On Tuesday 30 June 2015 22:20:12 David Wright wrote:
> Quoting Lisi Reisz (lisi.reisz@gmail.com):
> > On Tuesday 30 June 2015 21:42:16 David Wright wrote:
> > > Quoting Lisi Reisz (lisi.reisz@gmail.com):
> > > > On Monday 29 June 2015 02:28:20 Richard Owlett wrote:
> > > > > Dan Hitt wrote:
> > > > > > Hi,
> > > > > >
> > > > > > Could somebody please point me to a sound waveform viewer?
> > > > > >
> > > > > > I'm aware of audacity, which is of course a very fine piece of
> > > > > > software.  But its function is more to edit than just to view. 
> > > > > > So, e.g., if you open a sound file, then it wants to create a
> > > > > > project, and when you want to exit you have to tell it not to
> > > > > > save the project that it created.
> > > > > >
> > > > > > I would like to just have something that shows the waveform.
> > > > > >
> > > > > > Ideally it would do other tasks connected with viewing, such as
> > > > > > being able to zoom to the sample level, give actual data readouts
> > > > > > [sample value, time, etc], and play nice with other software.  So
> > > > > > it would be nice, e.g., if you could pop it open at the command
> > > > > > line and maybe even have it scroll to some interesting point. 
> > > > > > (It would also be nice if it could play the wave form, but if it
> > > > > > can't that's no deal breaker.)
> > > > > >
> > > > > > My vague recollection is that there used to be more than a dozen
> > > > > > such viewers, but i can't seem to track any down now.
> > > > > >
> > > > > > TIA for any leads!
> > > > > >
> > > > > > dan
> > > > >
> > > > > Unlikely what you were recalling but I would recommend
> > > > > investigating scilab, scioslab, and gnuplot
> > > > >
> > > > > They are EXPLICITLY tools rather than SOLUTIONS.
> > > >
> > > > And there are the answer to the question how?  He explicitly wanted a
> > > > SOUND waveform viewer, with playing the sound a bonus.  I know Maths
> > > > and sound are linked, but this seems going a bit far.
> > >
> > > Well, it's in the list at
> > > https://wiki.ubuntu.com/Waveform_Viewers-Plotting_Large_Analog_Data
> > > which might be worth perusing (third hit when googling   interactive
> > > waveform plotting   )
> >
> > From there:
> > -----------------------------
> > A situation often occurs, where the user ends up with some sort of a
> > large dataset that needs to be visualised and analysed.
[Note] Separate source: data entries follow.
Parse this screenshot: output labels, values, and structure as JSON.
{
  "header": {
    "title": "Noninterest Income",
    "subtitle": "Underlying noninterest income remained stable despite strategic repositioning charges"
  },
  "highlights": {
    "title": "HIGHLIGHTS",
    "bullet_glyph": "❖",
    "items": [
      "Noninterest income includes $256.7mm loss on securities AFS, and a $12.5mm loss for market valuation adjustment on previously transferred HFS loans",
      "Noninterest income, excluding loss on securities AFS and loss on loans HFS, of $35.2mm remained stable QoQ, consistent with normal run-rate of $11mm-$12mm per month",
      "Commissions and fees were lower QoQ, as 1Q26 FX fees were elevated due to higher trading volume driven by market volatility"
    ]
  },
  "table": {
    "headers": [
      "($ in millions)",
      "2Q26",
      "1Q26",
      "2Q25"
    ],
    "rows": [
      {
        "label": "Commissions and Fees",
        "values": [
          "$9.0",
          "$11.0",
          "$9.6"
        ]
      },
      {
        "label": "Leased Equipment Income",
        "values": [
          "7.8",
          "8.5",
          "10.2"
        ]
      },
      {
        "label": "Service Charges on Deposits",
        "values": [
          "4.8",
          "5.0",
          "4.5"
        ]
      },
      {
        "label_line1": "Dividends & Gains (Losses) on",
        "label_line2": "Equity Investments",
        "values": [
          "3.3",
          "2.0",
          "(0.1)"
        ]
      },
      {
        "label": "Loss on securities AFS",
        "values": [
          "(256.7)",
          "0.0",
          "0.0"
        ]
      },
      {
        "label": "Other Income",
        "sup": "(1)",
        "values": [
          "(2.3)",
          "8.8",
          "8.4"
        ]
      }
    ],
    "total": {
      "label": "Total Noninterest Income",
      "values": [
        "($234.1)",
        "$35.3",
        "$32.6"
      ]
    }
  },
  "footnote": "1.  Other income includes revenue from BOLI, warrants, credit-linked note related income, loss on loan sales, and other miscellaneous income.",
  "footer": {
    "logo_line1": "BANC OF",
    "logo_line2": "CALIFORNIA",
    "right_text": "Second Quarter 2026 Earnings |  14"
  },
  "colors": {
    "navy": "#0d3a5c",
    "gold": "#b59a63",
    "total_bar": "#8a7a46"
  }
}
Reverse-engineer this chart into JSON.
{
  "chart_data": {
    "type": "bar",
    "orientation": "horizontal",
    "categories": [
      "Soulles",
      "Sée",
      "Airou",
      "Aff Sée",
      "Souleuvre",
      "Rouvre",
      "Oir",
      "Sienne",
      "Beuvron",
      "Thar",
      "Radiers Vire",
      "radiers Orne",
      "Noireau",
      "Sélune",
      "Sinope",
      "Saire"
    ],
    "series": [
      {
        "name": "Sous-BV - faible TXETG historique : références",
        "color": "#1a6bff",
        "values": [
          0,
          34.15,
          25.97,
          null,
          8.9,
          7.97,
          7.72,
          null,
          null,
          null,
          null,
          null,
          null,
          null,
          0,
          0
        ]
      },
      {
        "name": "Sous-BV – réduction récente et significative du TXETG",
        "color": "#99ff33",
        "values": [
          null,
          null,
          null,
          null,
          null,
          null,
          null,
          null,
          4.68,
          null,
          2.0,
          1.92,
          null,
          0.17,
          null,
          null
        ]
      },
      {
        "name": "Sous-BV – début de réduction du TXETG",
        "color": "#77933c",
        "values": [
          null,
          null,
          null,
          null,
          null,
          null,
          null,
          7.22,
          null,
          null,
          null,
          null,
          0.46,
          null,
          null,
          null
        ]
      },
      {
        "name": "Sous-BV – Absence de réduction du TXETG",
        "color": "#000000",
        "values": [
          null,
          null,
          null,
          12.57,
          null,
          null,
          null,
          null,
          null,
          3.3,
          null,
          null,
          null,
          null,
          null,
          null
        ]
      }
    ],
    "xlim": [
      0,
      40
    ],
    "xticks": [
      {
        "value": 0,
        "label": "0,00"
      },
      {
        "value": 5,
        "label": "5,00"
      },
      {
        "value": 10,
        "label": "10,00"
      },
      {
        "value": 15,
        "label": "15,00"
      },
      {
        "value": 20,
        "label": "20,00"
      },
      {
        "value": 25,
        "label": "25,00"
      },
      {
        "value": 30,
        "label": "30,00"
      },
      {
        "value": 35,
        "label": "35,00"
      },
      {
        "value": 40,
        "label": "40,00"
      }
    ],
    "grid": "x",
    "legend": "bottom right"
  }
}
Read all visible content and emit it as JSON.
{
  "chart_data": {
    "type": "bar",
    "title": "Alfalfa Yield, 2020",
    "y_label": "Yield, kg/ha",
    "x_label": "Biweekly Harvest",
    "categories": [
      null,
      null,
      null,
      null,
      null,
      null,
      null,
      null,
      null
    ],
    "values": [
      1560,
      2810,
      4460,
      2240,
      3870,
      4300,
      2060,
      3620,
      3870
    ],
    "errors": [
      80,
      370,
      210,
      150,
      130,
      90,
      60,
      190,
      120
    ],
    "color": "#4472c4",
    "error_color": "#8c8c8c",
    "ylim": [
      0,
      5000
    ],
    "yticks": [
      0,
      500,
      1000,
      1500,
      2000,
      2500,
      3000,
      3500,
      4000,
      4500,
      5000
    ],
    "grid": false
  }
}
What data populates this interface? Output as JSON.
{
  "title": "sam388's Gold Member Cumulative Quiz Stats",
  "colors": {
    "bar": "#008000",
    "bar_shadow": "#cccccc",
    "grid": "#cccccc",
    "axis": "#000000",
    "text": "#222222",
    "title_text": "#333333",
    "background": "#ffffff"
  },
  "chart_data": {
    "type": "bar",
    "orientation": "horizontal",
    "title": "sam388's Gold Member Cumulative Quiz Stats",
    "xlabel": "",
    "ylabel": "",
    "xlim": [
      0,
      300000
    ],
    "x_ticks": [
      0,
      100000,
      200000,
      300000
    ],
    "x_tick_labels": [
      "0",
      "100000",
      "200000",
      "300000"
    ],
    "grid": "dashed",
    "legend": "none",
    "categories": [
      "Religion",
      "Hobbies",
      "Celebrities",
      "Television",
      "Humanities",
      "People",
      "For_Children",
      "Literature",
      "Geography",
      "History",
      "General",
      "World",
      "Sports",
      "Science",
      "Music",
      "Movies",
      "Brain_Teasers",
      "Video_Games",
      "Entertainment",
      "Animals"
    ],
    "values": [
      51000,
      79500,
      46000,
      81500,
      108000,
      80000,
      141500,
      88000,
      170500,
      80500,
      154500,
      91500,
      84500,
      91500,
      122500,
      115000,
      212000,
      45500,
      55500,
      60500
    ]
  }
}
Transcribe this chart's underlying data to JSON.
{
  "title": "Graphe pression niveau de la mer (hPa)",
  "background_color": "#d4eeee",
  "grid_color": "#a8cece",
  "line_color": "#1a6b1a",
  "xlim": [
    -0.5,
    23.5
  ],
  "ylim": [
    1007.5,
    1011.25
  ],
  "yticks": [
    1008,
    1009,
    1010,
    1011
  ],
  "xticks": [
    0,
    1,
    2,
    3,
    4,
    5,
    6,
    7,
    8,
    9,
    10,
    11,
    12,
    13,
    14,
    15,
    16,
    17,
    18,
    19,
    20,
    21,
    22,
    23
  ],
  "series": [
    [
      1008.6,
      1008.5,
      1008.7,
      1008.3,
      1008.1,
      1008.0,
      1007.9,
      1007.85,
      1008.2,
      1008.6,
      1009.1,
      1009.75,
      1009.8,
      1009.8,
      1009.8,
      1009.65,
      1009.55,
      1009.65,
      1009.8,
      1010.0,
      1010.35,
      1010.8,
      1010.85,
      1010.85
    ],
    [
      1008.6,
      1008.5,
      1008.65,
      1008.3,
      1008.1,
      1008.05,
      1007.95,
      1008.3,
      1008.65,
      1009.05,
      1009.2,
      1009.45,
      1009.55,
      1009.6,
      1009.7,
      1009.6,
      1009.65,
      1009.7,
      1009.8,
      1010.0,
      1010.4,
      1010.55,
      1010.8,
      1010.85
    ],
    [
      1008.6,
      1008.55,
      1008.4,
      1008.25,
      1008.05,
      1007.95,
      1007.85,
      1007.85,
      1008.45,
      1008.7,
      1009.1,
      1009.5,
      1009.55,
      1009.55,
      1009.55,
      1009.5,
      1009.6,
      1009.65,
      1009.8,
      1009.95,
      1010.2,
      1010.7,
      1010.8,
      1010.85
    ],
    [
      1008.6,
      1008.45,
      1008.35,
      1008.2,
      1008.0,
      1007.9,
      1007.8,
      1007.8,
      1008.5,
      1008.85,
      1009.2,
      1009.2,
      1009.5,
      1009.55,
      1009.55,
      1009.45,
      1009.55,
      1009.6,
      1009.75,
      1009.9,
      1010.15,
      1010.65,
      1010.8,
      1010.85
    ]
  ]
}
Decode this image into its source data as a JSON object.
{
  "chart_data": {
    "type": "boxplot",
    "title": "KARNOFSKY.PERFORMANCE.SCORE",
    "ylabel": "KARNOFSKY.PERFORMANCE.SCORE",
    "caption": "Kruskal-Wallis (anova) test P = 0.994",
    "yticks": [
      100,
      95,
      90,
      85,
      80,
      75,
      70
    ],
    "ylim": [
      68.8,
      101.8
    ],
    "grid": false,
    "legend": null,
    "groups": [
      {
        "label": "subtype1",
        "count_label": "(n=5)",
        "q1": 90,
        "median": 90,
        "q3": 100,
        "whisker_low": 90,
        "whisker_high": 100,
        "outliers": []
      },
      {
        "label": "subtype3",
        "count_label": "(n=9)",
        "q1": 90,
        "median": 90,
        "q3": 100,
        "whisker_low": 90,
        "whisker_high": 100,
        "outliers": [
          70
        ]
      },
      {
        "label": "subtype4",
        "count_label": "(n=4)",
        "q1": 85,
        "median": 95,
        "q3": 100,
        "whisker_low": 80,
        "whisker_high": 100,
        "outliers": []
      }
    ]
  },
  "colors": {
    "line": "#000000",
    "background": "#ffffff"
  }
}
Examples of this
> > include: [snip]
> > data from statistical or mathematical analysis (using, say, R or scilab);
> > --------------------------------------
> > That is  not sound.
> >
> > Lisi
> > PS though the page does indeed also include sound wave plotters.
>
> Scilab appears in section 2 as a generator of large datasets. Many
> authors of such a page wouldn't have bothered with section 2 at all,
> but happily this author generated a batch of data to test the software
> listed in section 3 (making it easier to try out other ideas we might
> have).
>
> Were one to play the waveform generated, it might not be very
> pleasant. It looks to me vaguely like someone trying to tune a
> superhet radio while simultaneously turning up the volume to annoy
> the neighbours.
>
> The meat of the page is section 3 which contains, amongst the
> competition, scilab.
>
> Scilab was a legitimate suggestion given that the OP wasn't very
> specific about the problem area. For example, what is an "interesting
> point"? However, a deal breaker might be the reviewer's inability to
> perform synchronous zooms on multichannel data in scilab.
 "Sound" seems to me to be pretty specific.